Dönüş günü kendisini Ankara Garı’nda hastaları, asistanları ve arkadaşlarından oluşan yüzlerce kişi yolcu eder.

Ancak 6 ay sonra henüz 59 yaşındayken geçirdiği bir kalp krizi sonucunda hayata veda eder.

Onun çocuk hastanesi hayalini, asistanı, ünlü tıp doktoru ve akademisyen İhsan Doğramacı yerine getirir ve 1958 yılında Hacettepe Hastanesi’nde ilk etapta 150 yataklık bir çocuk hastanesi kurar.

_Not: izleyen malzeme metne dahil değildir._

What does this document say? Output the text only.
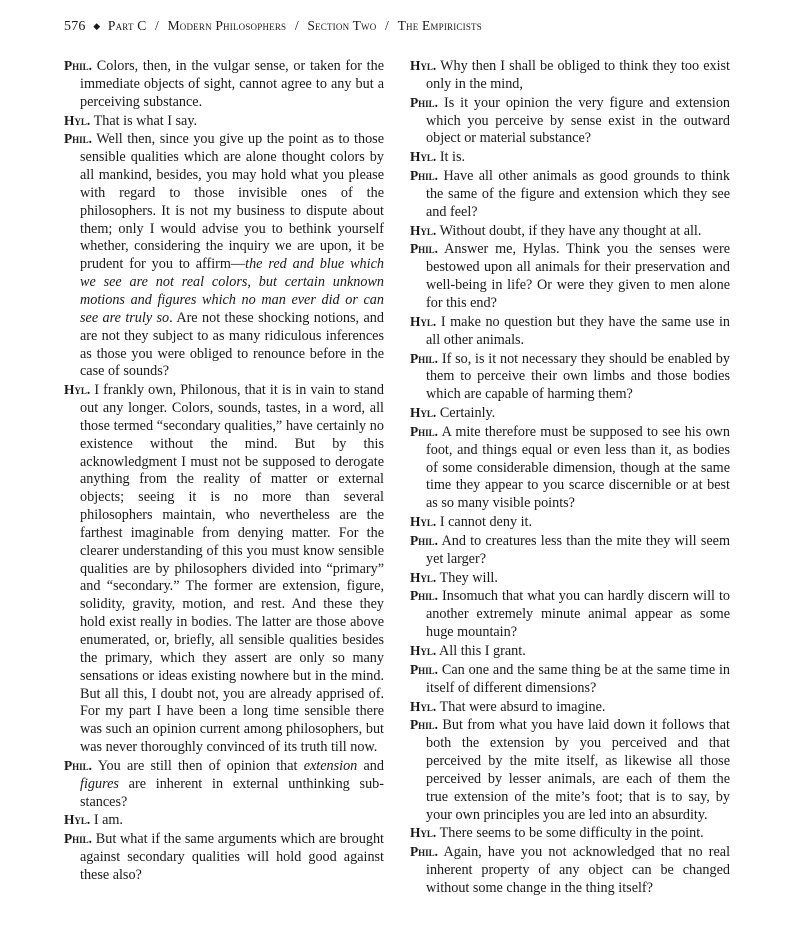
576 ◆ Part C / Modern Philosophers / Section Two / The Empiricists

Phil. Colors, then, in the vulgar sense, or taken for the immediate objects of sight, cannot agree to any but a perceiving substance.

Hyl. That is what I say.

Phil. Well then, since you give up the point as to those sensible qualities which are alone thought colors by all mankind, besides, you may hold what you please with regard to those invisible ones of the philosophers. It is not my business to dispute about them; only I would advise you to bethink yourself whether, considering the inquiry we are upon, it be prudent for you to affirm—the red and blue which we see are not real colors, but certain unknown motions and figures which no man ever did or can see are truly so. Are not these shocking notions, and are not they subject to as many ridiculous inferences as those you were obliged to renounce before in the case of sounds?

Hyl. I frankly own, Philonous, that it is in vain to stand out any longer. Colors, sounds, tastes, in a word, all those termed “secondary qualities,” have certainly no existence without the mind. But by this acknowledgment I must not be supposed to derogate anything from the reality of matter or external objects; seeing it is no more than several philosophers maintain, who nevertheless are the farthest imaginable from denying matter. For the clearer understanding of this you must know sensible qualities are by philosophers divided into “primary” and “secondary.” The former are extension, figure, solidity, gravity, motion, and rest. And these they hold exist really in bodies. The latter are those above enumerated, or, briefly, all sensible qualities besides the primary, which they assert are only so many sensations or ideas existing nowhere but in the mind. But all this, I doubt not, you are already apprised of. For my part I have been a long time sensible there was such an opinion current among philosophers, but was never thoroughly convinced of its truth till now.

Phil. You are still then of opinion that extension and figures are inherent in external unthinking substances?

Hyl. I am.

Phil. But what if the same arguments which are brought against secondary qualities will hold good against these also?

Hyl. Why then I shall be obliged to think they too exist only in the mind,

Phil. Is it your opinion the very figure and extension which you perceive by sense exist in the outward object or material substance?

Hyl. It is.

Phil. Have all other animals as good grounds to think the same of the figure and extension which they see and feel?

Hyl. Without doubt, if they have any thought at all.

Phil. Answer me, Hylas. Think you the senses were bestowed upon all animals for their preservation and well-being in life? Or were they given to men alone for this end?

Hyl. I make no question but they have the same use in all other animals.

Phil. If so, is it not necessary they should be enabled by them to perceive their own limbs and those bodies which are capable of harming them?

Hyl. Certainly.

Phil. A mite therefore must be supposed to see his own foot, and things equal or even less than it, as bodies of some considerable dimension, though at the same time they appear to you scarce discernible or at best as so many visible points?

Hyl. I cannot deny it.

Phil. And to creatures less than the mite they will seem yet larger?

Hyl. They will.

Phil. Insomuch that what you can hardly discern will to another extremely minute animal appear as some huge mountain?

Hyl. All this I grant.

Phil. Can one and the same thing be at the same time in itself of different dimensions?

Hyl. That were absurd to imagine.

Phil. But from what you have laid down it follows that both the extension by you perceived and that perceived by the mite itself, as likewise all those perceived by lesser animals, are each of them the true extension of the mite’s foot; that is to say, by your own principles you are led into an absurdity.

Hyl. There seems to be some difficulty in the point.

Phil. Again, have you not acknowledged that no real inherent property of any object can be changed without some change in the thing itself?
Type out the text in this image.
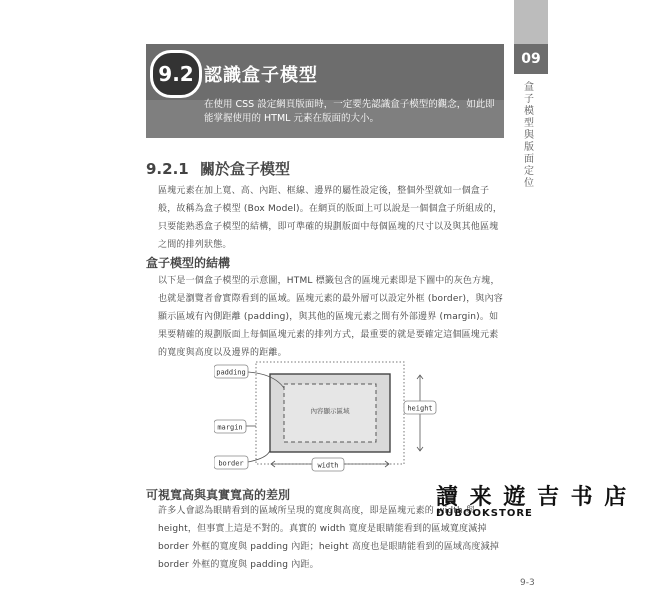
09
盒子模型與版面定位
9.2 認識盒子模型
在使用 CSS 設定網頁版面時，一定要先認識盒子模型的觀念，如此即能掌握使用的 HTML 元素在版面的大小。
9.2.1 關於盒子模型
區塊元素在加上寬、高、內距、框線、邊界的屬性設定後，整個外型就如一個盒子般，故稱為盒子模型 (Box Model)。在網頁的版面上可以說是一個個盒子所組成的，只要能熟悉盒子模型的結構，即可準確的規劃版面中每個區塊的尺寸以及與其他區塊之間的排列狀態。
盒子模型的結構
以下是一個盒子模型的示意圖，HTML 標籤包含的區塊元素即是下圖中的灰色方塊，也就是瀏覽者會實際看到的區域。區塊元素的最外層可以設定外框 (border)，與內容顯示區域有內側距離 (padding)，與其他的區塊元素之間有外部邊界 (margin)。如果要精確的規劃版面上每個區塊元素的排列方式，最重要的就是要確定這個區塊元素的寬度與高度以及邊界的距離。
內容顯示區域
padding
margin
border
height
width
可視寬高與真實寬高的差別
許多人會認為眼睛看到的區域所呈現的寬度與高度，即是區塊元素的 width 與 height，但事實上這是不對的。真實的 width 寬度是眼睛能看到的區域寬度減掉 border 外框的寬度與 padding 內距；height 高度也是眼睛能看到的區域高度減掉 border 外框的寬度與 padding 內距。
讀 来 遊 吉 书 店
DUBOOKSTORE
9-3
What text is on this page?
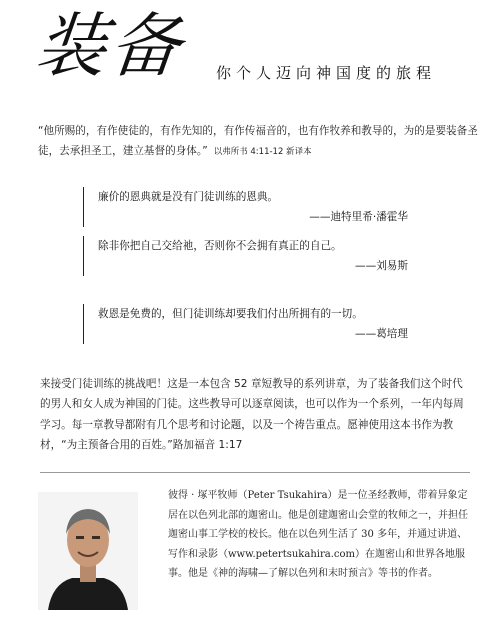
装备 你个人迈向神国度的旅程
“他所赐的，有作使徒的，有作先知的，有作传福音的，也有作牧养和教导的，为的是要装备圣徒，去承担圣工，建立基督的身体。” 以弗所书 4:11-12 新译本
廉价的恩典就是没有门徒训练的恩典。
——迪特里希·潘霍华
除非你把自己交给祂，否则你不会拥有真正的自己。
——刘易斯
救恩是免费的，但门徒训练却要我们付出所拥有的一切。
——葛培理
来接受门徒训练的挑战吧！这是一本包含 52 章短教导的系列讲章，为了装备我们这个时代的男人和女人成为神国的门徒。这些教导可以逐章阅读，也可以作为一个系列，一年内每周学习。每一章教导都附有几个思考和讨论题，以及一个祷告重点。愿神使用这本书作为教材，“为主预备合用的百姓。”路加福音 1:17
彼得 · 塚平牧师（Peter Tsukahira）是一位圣经教师，带着异象定居在以色列北部的迦密山。他是创建迦密山会堂的牧师之一，并担任迦密山事工学校的校长。他在以色列生活了 30 多年，并通过讲道、写作和录影（www.petertsukahira.com）在迦密山和世界各地服事。他是《神的海啸—了解以色列和末时预言》等书的作者。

Doğramacı, hocasının ölümünün ardından şöyle der:

“…Rahmetlinin insanlık cephesi çok kuvvetli idi. Başkasının ve bilhassa mesai arkadaşlarının en ufak müşküllerine çare aramak için her zahmete katlanır, elinden gelen yardımı asla esirgemezdi. Eckstein çok mütevazi bir hoca idi. Daima genç meslektaşlarının vakalar üzerinde kanaatlerini sorar, onlardan birinin herhangi bir mevzuda derinleştiğine inanırsa, kendisi ile o konuda istişareyi katiyen ihmal etmezdi. Rahmetlinin memleketimizde hoca ve hekim olarak yaptığı hizmetleri hürmetle yad etmeyi bir vazife telakki ediyorum.”

Albert Eckstein kimi tıp uzmanlarına göre, 1930 ve 40’larda yaptığı çalışmalar sayesinde Anadolu’daki çocukların ölümünü engelleyen ve toplumun genel sağlık şartlarını düzelten en önemli tıp insanı olarak Türk sağlık tarihine altın harflerle geçti. Türkçe yazdığı tıp kitapları yıllarca tıp fakültelerinde ders kitabı olarak okutuldu. Ayrıca bugün sadece Ankara’da hizmet veren tam teçhizatlı üç modern çocuk hastanesinin kurulmasında onun Almanya’ya giderken veda mektubundaki telkinlerinin rol oynadığı tarihi bir gerçek olsa gerek…

Hitler’in kovduğu Alman Yahudi profesörlerinden onlarcası gibi Türkiye’ye gelip üniversite reformuna ve Türk bilim tarihine büyük katkılarda bulunan Prof. Hirsch, Prof. Neumark, Prof. Reuters gibi Prof. Eckstein’ı da saygıyla hatırlayalım.

Not: Prof. Eckstein ile ilgili olarak gazeteci ve TV programcısı Egemen Cantürk’ün, yönetmen Özcan Nazlı ile birlikte bir belgesel film çekmekte olduğunu duyuralım.